Under an EU deal struck Wednesday (Dec. 17) between lawmakers and the EU Council, payment-card interchange fees will be capped at 0.2 percent for debit and 0.3 percent for credit transactions, Reuters reported.
The deal, which largely matches a revised version of the Payments Services Directive (PSD2) approved in 2013 by the European Commission, would also set limits on Visa and MasterCard’s “Honor All Cards” rule but would exempt commercial cards and three-party card schemes (such as American Express and Diners Club) from the caps.
But the new rules must be endorsed by EU governments and approved by the full European Parliament before they go into effect.
Under the deal cut Wednesday, interchange for cross-border debit-card transactions in the 28-nation Euro zone will be capped at 0.2 percent. For domestic transactions, member states can initially apply the 0.2 percent cap to the annual weighted average transaction value of all domestic transactions within the card scheme, but after five years the cap will change to a simple 0.2 percent or a fixed fee of at most five cents (€0.05) per transaction.

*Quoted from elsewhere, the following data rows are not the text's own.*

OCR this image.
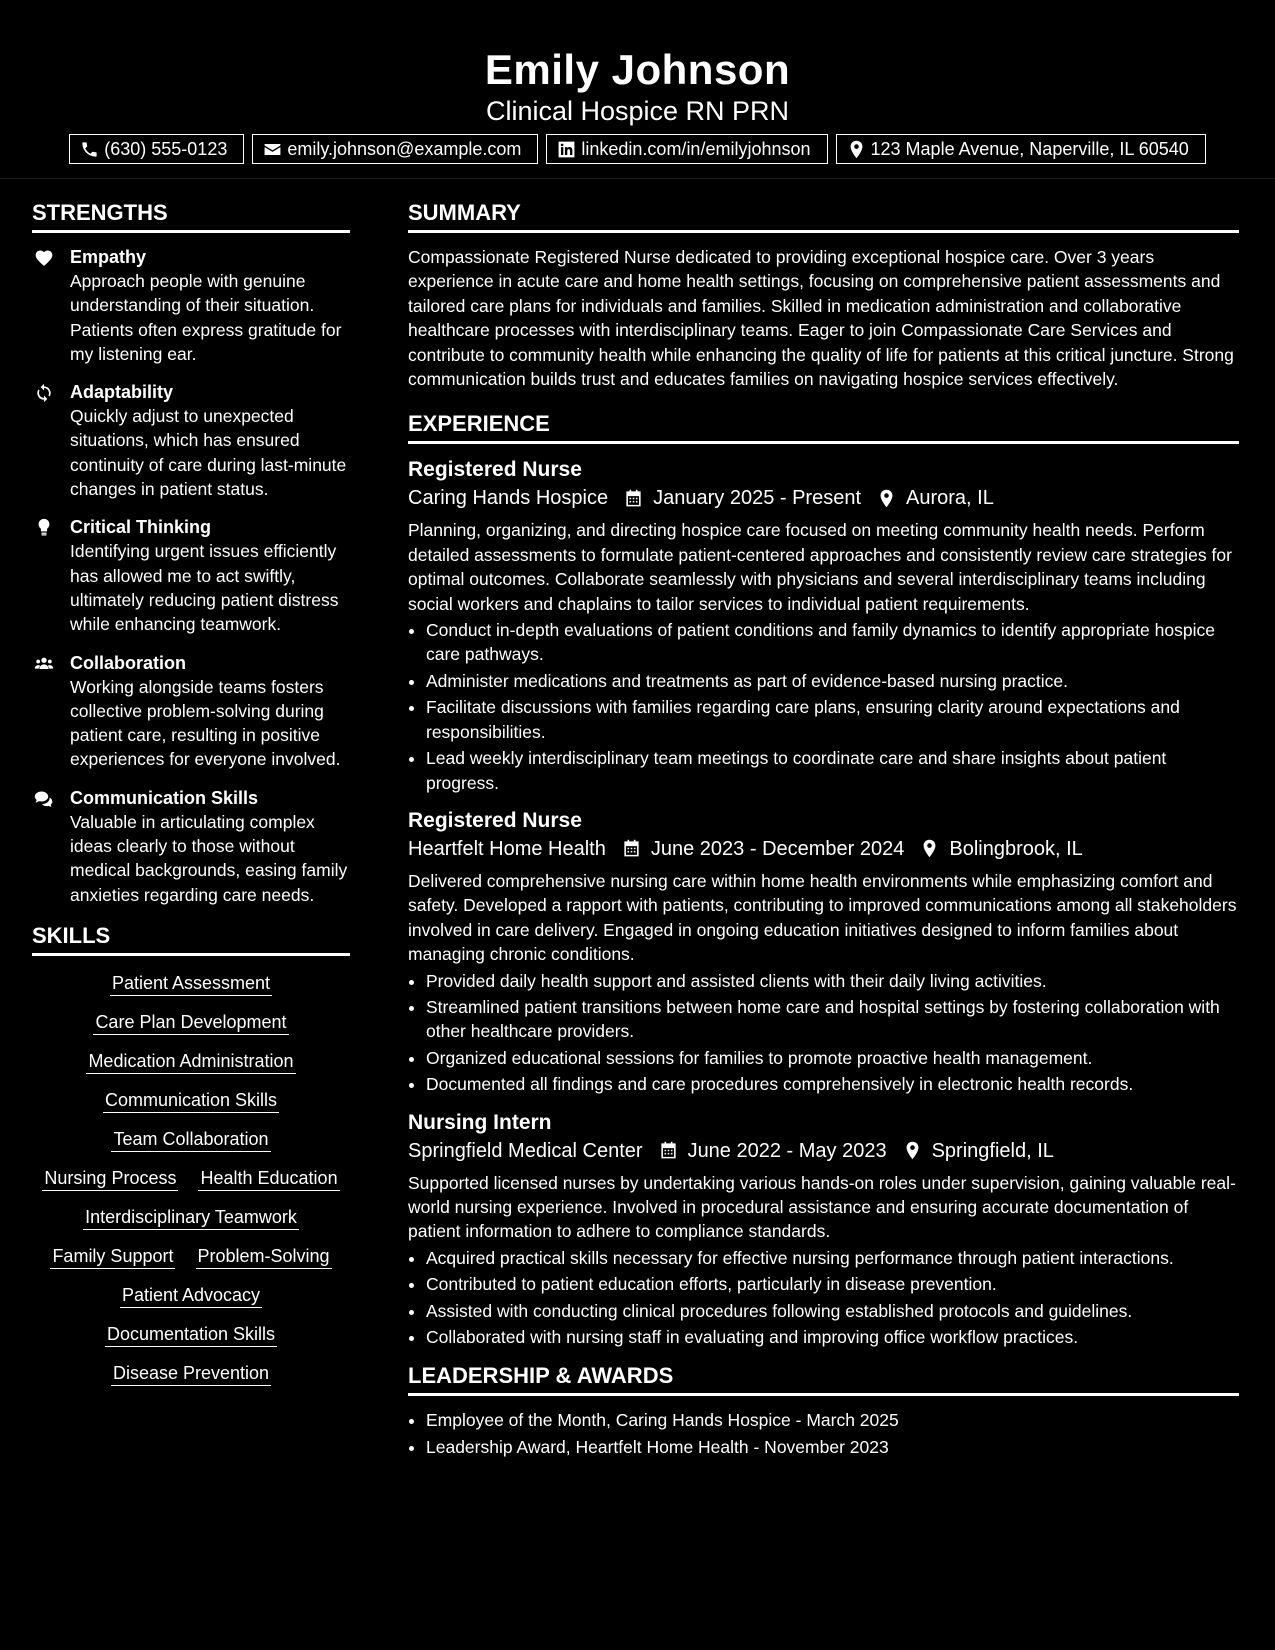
Emily Johnson
Clinical Hospice RN PRN
(630) 555-0123	emily.johnson@example.com	linkedin.com/in/emilyjohnson	123 Maple Avenue, Naperville, IL 60540
STRENGTHS
Empathy
Approach people with genuine understanding of their situation. Patients often express gratitude for my listening ear.
Adaptability
Quickly adjust to unexpected situations, which has ensured continuity of care during last-minute changes in patient status.
Critical Thinking
Identifying urgent issues efficiently has allowed me to act swiftly, ultimately reducing patient distress while enhancing teamwork.
Collaboration
Working alongside teams fosters collective problem-solving during patient care, resulting in positive experiences for everyone involved.
Communication Skills
Valuable in articulating complex ideas clearly to those without medical backgrounds, easing family anxieties regarding care needs.
SKILLS
Patient Assessment
Care Plan Development
Medication Administration
Communication Skills
Team Collaboration
Nursing Process Health Education
Interdisciplinary Teamwork
Family Support Problem-Solving
Patient Advocacy
Documentation Skills
Disease Prevention
SUMMARY
Compassionate Registered Nurse dedicated to providing exceptional hospice care. Over 3 years experience in acute care and home health settings, focusing on comprehensive patient assessments and tailored care plans for individuals and families. Skilled in medication administration and collaborative healthcare processes with interdisciplinary teams. Eager to join Compassionate Care Services and contribute to community health while enhancing the quality of life for patients at this critical juncture. Strong communication builds trust and educates families on navigating hospice services effectively.
EXPERIENCE
Registered Nurse
Caring Hands Hospice January 2025 - Present Aurora, IL
Planning, organizing, and directing hospice care focused on meeting community health needs. Perform detailed assessments to formulate patient-centered approaches and consistently review care strategies for optimal outcomes. Collaborate seamlessly with physicians and several interdisciplinary teams including social workers and chaplains to tailor services to individual patient requirements.
• Conduct in-depth evaluations of patient conditions and family dynamics to identify appropriate hospice care pathways.
• Administer medications and treatments as part of evidence-based nursing practice.
• Facilitate discussions with families regarding care plans, ensuring clarity around expectations and responsibilities.
• Lead weekly interdisciplinary team meetings to coordinate care and share insights about patient progress.
Registered Nurse
Heartfelt Home Health June 2023 - December 2024 Bolingbrook, IL
Delivered comprehensive nursing care within home health environments while emphasizing comfort and safety. Developed a rapport with patients, contributing to improved communications among all stakeholders involved in care delivery. Engaged in ongoing education initiatives designed to inform families about managing chronic conditions.
• Provided daily health support and assisted clients with their daily living activities.
• Streamlined patient transitions between home care and hospital settings by fostering collaboration with other healthcare providers.
• Organized educational sessions for families to promote proactive health management.
• Documented all findings and care procedures comprehensively in electronic health records.
Nursing Intern
Springfield Medical Center June 2022 - May 2023 Springfield, IL
Supported licensed nurses by undertaking various hands-on roles under supervision, gaining valuable real-world nursing experience. Involved in procedural assistance and ensuring accurate documentation of patient information to adhere to compliance standards.
• Acquired practical skills necessary for effective nursing performance through patient interactions.
• Contributed to patient education efforts, particularly in disease prevention.
• Assisted with conducting clinical procedures following established protocols and guidelines.
• Collaborated with nursing staff in evaluating and improving office workflow practices.
LEADERSHIP & AWARDS
• Employee of the Month, Caring Hands Hospice - March 2025
• Leadership Award, Heartfelt Home Health - November 2023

All credit-card interchange will be capped at 0.3 percent. Credit interchange fees within Euro-zone countries currently run as high as 1.8 percent.

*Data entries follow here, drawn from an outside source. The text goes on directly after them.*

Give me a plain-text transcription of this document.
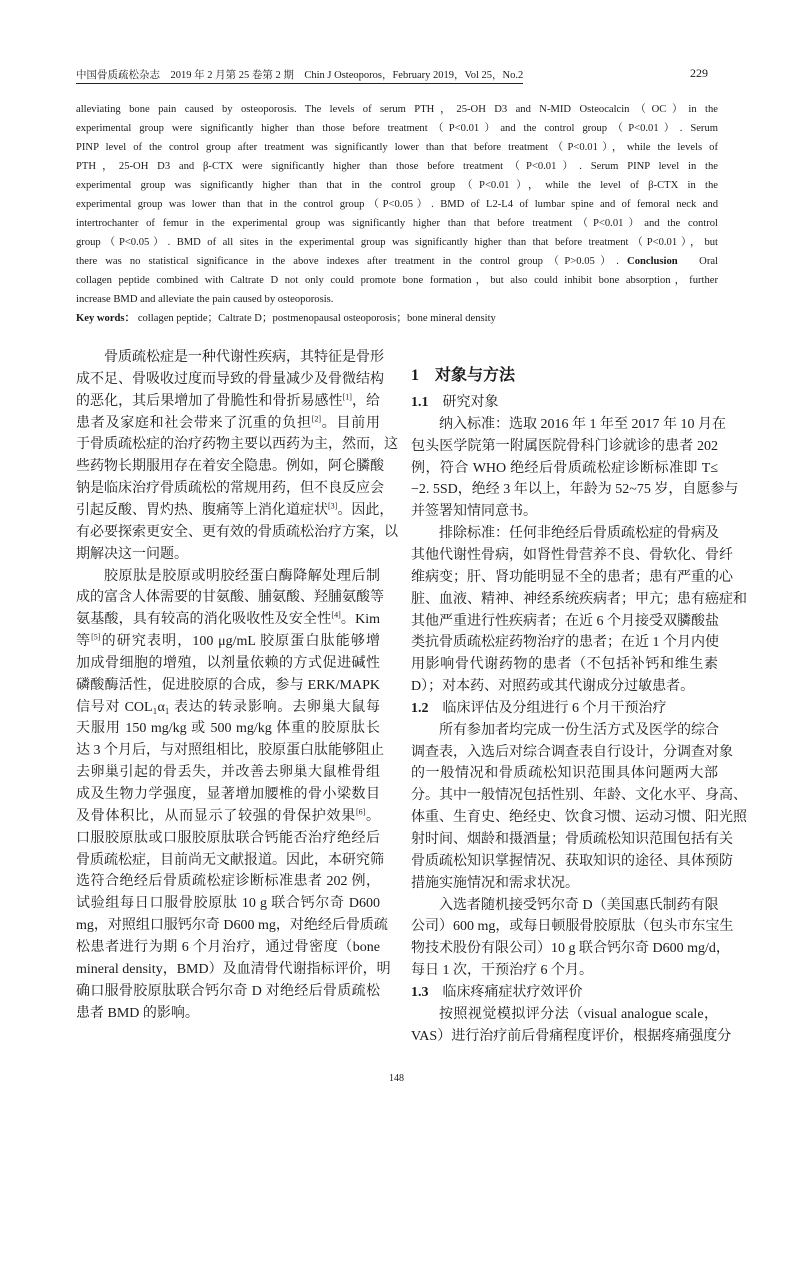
中国骨质疏松杂志　2019 年 2 月第 25 卷第 2 期　Chin J Osteoporos，February 2019，Vol 25，No.2	229
alleviating bone pain caused by osteoporosis. The levels of serum PTH，25-OH D3 and N-MID Osteocalcin（OC）in the
experimental group were significantly higher than those before treatment（P<0.01）and the control group（P<0.01）. Serum
PINP level of the control group after treatment was significantly lower than that before treatment（P<0.01），while the levels of
PTH，25-OH D3 and β-CTX were significantly higher than those before treatment（P<0.01）. Serum PINP level in the
experimental group was significantly higher than that in the control group（P<0.01），while the level of β-CTX in the
experimental group was lower than that in the control group（P<0.05）. BMD of L2-L4 of lumbar spine and of femoral neck and
intertrochanter of femur in the experimental group was significantly higher than that before treatment（P<0.01）and the control
group（P<0.05）. BMD of all sites in the experimental group was significantly higher than that before treatment（P<0.01），but
there was no statistical significance in the above indexes after treatment in the control group（P>0.05）. Conclusion　Oral
collagen peptide combined with Caltrate D not only could promote bone formation，but also could inhibit bone absorption，further
increase BMD and alleviate the pain caused by osteoporosis.
Key words： collagen peptide；Caltrate D；postmenopausal osteoporosis；bone mineral density
骨质疏松症是一种代谢性疾病，其特征是骨形
成不足、骨吸收过度而导致的骨量减少及骨微结构
的恶化，其后果增加了骨脆性和骨折易感性[1]，给
患者及家庭和社会带来了沉重的负担[2]。目前用
于骨质疏松症的治疗药物主要以西药为主，然而，这
些药物长期服用存在着安全隐患。例如，阿仑膦酸
钠是临床治疗骨质疏松的常规用药，但不良反应会
引起反酸、胃灼热、腹痛等上消化道症状[3]。因此，
有必要探索更安全、更有效的骨质疏松治疗方案，以
期解决这一问题。
胶原肽是胶原或明胶经蛋白酶降解处理后制
成的富含人体需要的甘氨酸、脯氨酸、羟脯氨酸等
氨基酸，具有较高的消化吸收性及安全性[4]。Kim
等[5]的研究表明，100 μg/mL 胶原蛋白肽能够增
加成骨细胞的增殖，以剂量依赖的方式促进碱性
磷酸酶活性，促进胶原的合成，参与 ERK/MAPK
信号对 COL₁α₁ 表达的转录影响。去卵巢大鼠每
天服用 150 mg/kg 或 500 mg/kg 体重的胶原肽长
达 3 个月后，与对照组相比，胶原蛋白肽能够阻止
去卵巢引起的骨丢失，并改善去卵巢大鼠椎骨组
成及生物力学强度，显著增加腰椎的骨小梁数目
及骨体积比，从而显示了较强的骨保护效果[6]。
口服胶原肽或口服胶原肽联合钙能否治疗绝经后
骨质疏松症，目前尚无文献报道。因此，本研究筛
选符合绝经后骨质疏松症诊断标准患者 202 例，
试验组每日口服骨胶原肽 10 g 联合钙尔奇 D600
mg，对照组口服钙尔奇 D600 mg，对绝经后骨质疏
松患者进行为期 6 个月治疗，通过骨密度（bone
mineral density，BMD）及血清骨代谢指标评价，明
确口服骨胶原肽联合钙尔奇 D 对绝经后骨质疏松
患者 BMD 的影响。
1　对象与方法
1.1 研究对象
纳入标准：选取 2016 年 1 年至 2017 年 10 月在
包头医学院第一附属医院骨科门诊就诊的患者 202
例，符合 WHO 绝经后骨质疏松症诊断标准即 T≤
−2. 5SD，绝经 3 年以上，年龄为 52~75 岁，自愿参与
并签署知情同意书。
排除标准：任何非绝经后骨质疏松症的骨病及
其他代谢性骨病，如肾性骨营养不良、骨软化、骨纤
维病变；肝、肾功能明显不全的患者；患有严重的心
脏、血液、精神、神经系统疾病者；甲亢；患有癌症和
其他严重进行性疾病者；在近 6 个月接受双膦酸盐
类抗骨质疏松症药物治疗的患者；在近 1 个月内使
用影响骨代谢药物的患者（不包括补钙和维生素
D）；对本药、对照药或其代谢成分过敏患者。
1.2 临床评估及分组进行 6 个月干预治疗
所有参加者均完成一份生活方式及医学的综合
调查表，入选后对综合调查表自行设计，分调查对象
的一般情况和骨质疏松知识范围具体问题两大部
分。其中一般情况包括性别、年龄、文化水平、身高、
体重、生育史、绝经史、饮食习惯、运动习惯、阳光照
射时间、烟龄和摄酒量；骨质疏松知识范围包括有关
骨质疏松知识掌握情况、获取知识的途径、具体预防
措施实施情况和需求状况。
入选者随机接受钙尔奇 D（美国惠氏制药有限
公司）600 mg，或每日顿服骨胶原肽（包头市东宝生
物技术股份有限公司）10 g 联合钙尔奇 D600 mg/d，
每日 1 次，干预治疗 6 个月。
1.3 临床疼痛症状疗效评价
按照视觉模拟评分法（visual analogue scale，
VAS）进行治疗前后骨痛程度评价，根据疼痛强度分
148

While the caps won’t apply to commercial cards or three-party card schemes, retailers will have the right to reject any cards that don’t comply with the new caps — essentially outlawing the “Honor All Cards” rule that Visa and MasterCard use to make sure all cards branded with their logos will be accepted by all merchants accepting any of their cards.
That means “the shopper’s freedom to choose which payment card to use could be restricted if retailers exercise this right,” the European Parliament lawmakers admitted in a statement.